Peanut Allergies On The Rise, But Can They Be Prevented?

Peanut allergy is among the most common allergies and is also harder to outgrow compared to milk and egg allergies. In recent years, it may seem as though the allergy is affecting more individuals than before.

But as noted by a study from the Jaffe Food Allergy Institute at New York's Mount Sinai Hospital, this rising prevalence is not in our imagination. The findings showed that peanut allergies have tripled, affecting 1 in 250 children in 1997 to 1 in 70 children in 2008. 

"It really is almost an epidemic," says Dr. Scott Sicherer, who is the director of the institute. Even with anecdotal reports from school nurses, he tells CNBC that it is impossible to deny an increase in cases in recent years. This, he believes, suggests that an environmental factor may be at play.

One theory, known as the hygiene hypothesis, suggests that allergies in children have been triggered by too much cleanliness. Given the increase in antibiotic use and the reduced time spent playing outdoors, it is possible that the immune system becomes overprotected and starts attacking the wrong thing. 

While the connection is yet to be established, it does seem to hint that peanut allergies may be preventable to some degree. "Don’t bathe babies all the time," recommends Dr. Hugh Sampson, also from the institute. "Try not to wash off all the bacteria because some is protective."

Another theory focuses on the role of epigenetics in the development of the problem. Exposure to toxic pollutants, tobacco smoke, dietary fat etc. in early life, research suggests, could increase sensitivity and make individuals more prone to developing allergies.

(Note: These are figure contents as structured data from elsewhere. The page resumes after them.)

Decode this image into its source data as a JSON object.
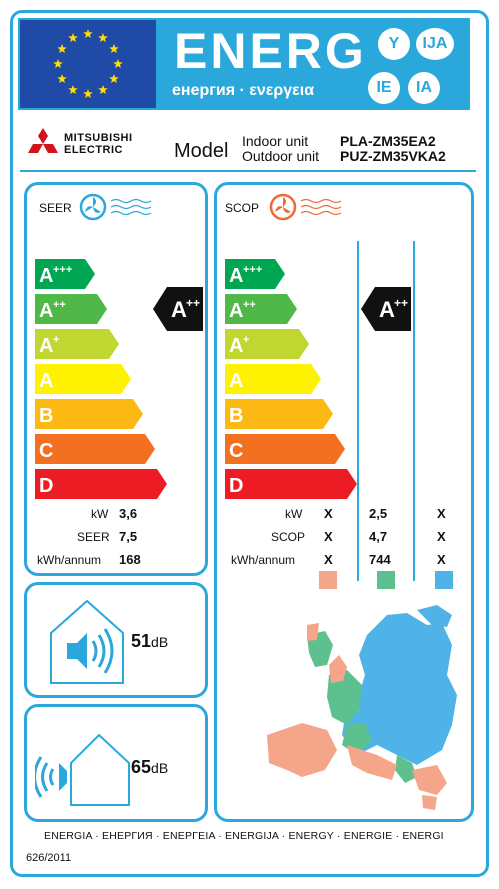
{
  "header": {
    "energ_word": "ENERG",
    "subtitle": "енергия · ενεργεια",
    "lang_codes": [
      "Y",
      "IJA",
      "IE",
      "IA"
    ]
  },
  "brand": {
    "name": "MITSUBISHI ELECTRIC",
    "line1": "MITSUBISHI",
    "line2": "ELECTRIC"
  },
  "model": {
    "label": "Model",
    "indoor_label": "Indoor unit",
    "outdoor_label": "Outdoor unit",
    "indoor_value": "PLA-ZM35EA2",
    "outdoor_value": "PUZ-ZM35VKA2"
  },
  "scale": [
    {
      "letter": "A",
      "sup": "+++",
      "color": "#00a651"
    },
    {
      "letter": "A",
      "sup": "++",
      "color": "#50b848"
    },
    {
      "letter": "A",
      "sup": "+",
      "color": "#bfd730"
    },
    {
      "letter": "A",
      "sup": "",
      "color": "#fff200"
    },
    {
      "letter": "B",
      "sup": "",
      "color": "#fdb913"
    },
    {
      "letter": "C",
      "sup": "",
      "color": "#f37021"
    },
    {
      "letter": "D",
      "sup": "",
      "color": "#ed1c24"
    }
  ],
  "cooling": {
    "title": "SEER",
    "class_letter": "A",
    "class_sup": "++",
    "rows": [
      {
        "label": "kW",
        "value": "3,6"
      },
      {
        "label": "SEER",
        "value": "7,5"
      },
      {
        "label": "kWh/annum",
        "value": "168"
      }
    ]
  },
  "heating": {
    "title": "SCOP",
    "class_letter": "A",
    "class_sup": "++",
    "rows": [
      {
        "label": "kW",
        "warm": "X",
        "average": "2,5",
        "cold": "X"
      },
      {
        "label": "SCOP",
        "warm": "X",
        "average": "4,7",
        "cold": "X"
      },
      {
        "label": "kWh/annum",
        "warm": "X",
        "average": "744",
        "cold": "X"
      }
    ],
    "zone_colors": {
      "warm": "#f4a58a",
      "average": "#5cc08f",
      "cold": "#4fb3e8"
    }
  },
  "noise": {
    "indoor": {
      "value": "51",
      "unit": "dB"
    },
    "outdoor": {
      "value": "65",
      "unit": "dB"
    }
  },
  "footer": {
    "languages": "ENERGIA · ЕНЕРГИЯ · ΕΝΕΡΓΕΙΑ · ENERGIJA · ENERGY · ENERGIE · ENERGI",
    "regulation": "626/2011"
  },
  "colors": {
    "frame": "#2aa8dc",
    "flag": "#1f4aa6",
    "star": "#ffdd00",
    "fan_blue": "#2aa8dc",
    "fan_orange": "#f06a35"
  },
  "icons": [
    "eu-flag",
    "fan-icon",
    "speaker-icon",
    "house-icon",
    "europe-map"
  ]
}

Since it is hard to pinpoint a single cause or factor, what parents can do at this stage is to help their children build tolerance. Guidelines by the National Institutes of Health encourage an early introduction of peanut-containing foods to children around the age of four to six months.

Some studies have shown that this tactic could help reduce the allergy risk, although the long-term endurance remains unclear. If successful, it can certainly make a huge difference for an individual. People with allergies often experience social isolation, anxiety, fear, and restrictions which take a toll on their quality of life.

"When you're living with a food allergy, it's like you're living in a landmine situation," Dr. Sicherer adds. "Every meal, every snack, every party, every social activity — is that food that can hurt me going to be there?"

Typical allergic reactions involve swelling, changes in skin, nausea, itching, and other signs of discomfort. The most dangerous reaction, known as anaphylaxis, can cause the constriction of airways in the lungs. In turn, the affected person is unable to breathe and could die without immediate medical attention.